Saturday, November 9, 2013

Egypt's human rights organisations warn that new counter-terrorism law will reinstate police state

Twenty Egyptian human rights organisations published a joint statement on Thursday that claims that the counter-terrorism law, drafted by the interior ministry in September, would "serve as the legal basis for the re-establishment of the police state", like the one that controlled the country before the January 2011 popular uprising that ousted Hosni Mubarak.
Among the signatories of Thursday's statement were the Egyptian Initiative for Personal Rights (EIPR), The Hisham Mubarak Law Centre, the Cairo Institute for Human Rights Studies, and the Arabic Network for Human Rights information.
According to the statement, the current bill broadens the definition of ''terrorist acts'' in a dangerous way. It is going to include activities like "disrupting the authorities from carrying out some of their activities," "acts which seek to hinder the implementation of the constitution or the law" and "preventing educational institutions from carrying out their work." An "act of terrorism," as defined by the proposed bill, also extends to "any behavior which damages the communications or information systems, the financial systems, or the national economy," the statement adds.
Such broad provisions could open the way to harassment of "peaceful political opposition members, human rights activists, and a broad range of groups working to defend democracy and human rights," the human rights organisations stated.
''The provisions of the current bill could also be easily employed to curb freedom of opinion and expression and media freedoms. The death penalty, which the international community seeks to abolish or, at the very least, to limit the crimes in national legislation for which it can be imposed, also appears in seven additional articles of the current bill.
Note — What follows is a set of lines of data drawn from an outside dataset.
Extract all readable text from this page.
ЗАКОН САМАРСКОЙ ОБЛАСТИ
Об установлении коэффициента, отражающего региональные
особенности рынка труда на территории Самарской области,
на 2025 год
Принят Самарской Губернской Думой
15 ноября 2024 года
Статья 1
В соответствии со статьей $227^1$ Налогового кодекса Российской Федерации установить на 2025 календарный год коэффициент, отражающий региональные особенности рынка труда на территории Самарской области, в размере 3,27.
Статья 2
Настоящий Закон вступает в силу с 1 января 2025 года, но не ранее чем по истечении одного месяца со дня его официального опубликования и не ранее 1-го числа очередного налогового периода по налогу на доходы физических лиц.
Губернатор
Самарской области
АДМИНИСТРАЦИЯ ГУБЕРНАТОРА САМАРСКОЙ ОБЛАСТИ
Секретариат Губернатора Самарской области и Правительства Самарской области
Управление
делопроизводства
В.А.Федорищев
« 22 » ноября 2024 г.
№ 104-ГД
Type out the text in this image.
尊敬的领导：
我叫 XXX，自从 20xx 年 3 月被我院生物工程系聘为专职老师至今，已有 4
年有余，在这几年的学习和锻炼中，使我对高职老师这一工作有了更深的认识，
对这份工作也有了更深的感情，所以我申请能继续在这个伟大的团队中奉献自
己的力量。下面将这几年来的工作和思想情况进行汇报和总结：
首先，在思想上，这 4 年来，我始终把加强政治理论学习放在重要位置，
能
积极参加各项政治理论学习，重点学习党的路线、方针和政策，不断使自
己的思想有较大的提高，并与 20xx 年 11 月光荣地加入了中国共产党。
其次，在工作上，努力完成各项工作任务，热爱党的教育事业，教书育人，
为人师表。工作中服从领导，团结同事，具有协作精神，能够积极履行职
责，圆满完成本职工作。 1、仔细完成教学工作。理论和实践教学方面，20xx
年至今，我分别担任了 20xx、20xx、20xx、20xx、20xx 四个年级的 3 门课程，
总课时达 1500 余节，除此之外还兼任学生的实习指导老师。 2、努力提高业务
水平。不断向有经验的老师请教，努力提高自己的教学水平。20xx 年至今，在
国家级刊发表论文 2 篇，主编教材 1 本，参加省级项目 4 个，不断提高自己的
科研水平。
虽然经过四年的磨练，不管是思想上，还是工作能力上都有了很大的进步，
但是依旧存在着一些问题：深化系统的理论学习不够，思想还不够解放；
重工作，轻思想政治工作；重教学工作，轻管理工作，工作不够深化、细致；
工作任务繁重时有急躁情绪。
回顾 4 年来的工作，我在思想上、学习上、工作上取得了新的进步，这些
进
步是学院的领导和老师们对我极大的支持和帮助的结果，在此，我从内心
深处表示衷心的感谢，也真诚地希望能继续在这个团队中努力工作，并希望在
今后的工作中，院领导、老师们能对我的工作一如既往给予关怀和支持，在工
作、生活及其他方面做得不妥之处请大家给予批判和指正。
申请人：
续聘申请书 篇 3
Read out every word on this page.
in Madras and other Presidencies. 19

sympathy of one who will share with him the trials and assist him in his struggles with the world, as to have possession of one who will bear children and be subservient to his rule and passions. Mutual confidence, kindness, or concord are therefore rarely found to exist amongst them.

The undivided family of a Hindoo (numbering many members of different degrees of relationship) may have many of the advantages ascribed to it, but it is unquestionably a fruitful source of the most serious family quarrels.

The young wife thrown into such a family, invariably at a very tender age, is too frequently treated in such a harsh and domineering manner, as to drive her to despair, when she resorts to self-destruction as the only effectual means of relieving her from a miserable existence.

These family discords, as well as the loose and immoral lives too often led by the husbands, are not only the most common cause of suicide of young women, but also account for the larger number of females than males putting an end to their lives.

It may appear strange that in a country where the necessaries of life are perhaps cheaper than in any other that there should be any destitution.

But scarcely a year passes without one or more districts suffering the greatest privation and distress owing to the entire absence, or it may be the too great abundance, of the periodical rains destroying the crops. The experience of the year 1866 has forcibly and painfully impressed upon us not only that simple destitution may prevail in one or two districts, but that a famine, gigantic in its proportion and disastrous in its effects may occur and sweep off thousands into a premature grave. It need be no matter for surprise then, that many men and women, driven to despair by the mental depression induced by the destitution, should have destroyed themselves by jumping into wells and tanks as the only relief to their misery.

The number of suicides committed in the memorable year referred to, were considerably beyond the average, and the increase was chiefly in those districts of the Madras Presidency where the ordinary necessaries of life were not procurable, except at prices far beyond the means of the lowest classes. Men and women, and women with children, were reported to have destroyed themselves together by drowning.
The provisions of the current bill are in blatant violation of the principle of equality before the law and of standards for guarantees of a fair trial, as they deprive the accused of a number of legal and procedural protections which are guaranteed to other defendants under the law, they added.
 "Continuing the same practices of the Mubarak regime, such as setting aside the principle of rule of law and resorting instead to repressive security measures and exceptional laws which undermine human rights and the foundations of the rule of law, will only serve to increase the occurrence of acts of armed violence and terrorism," the statement read.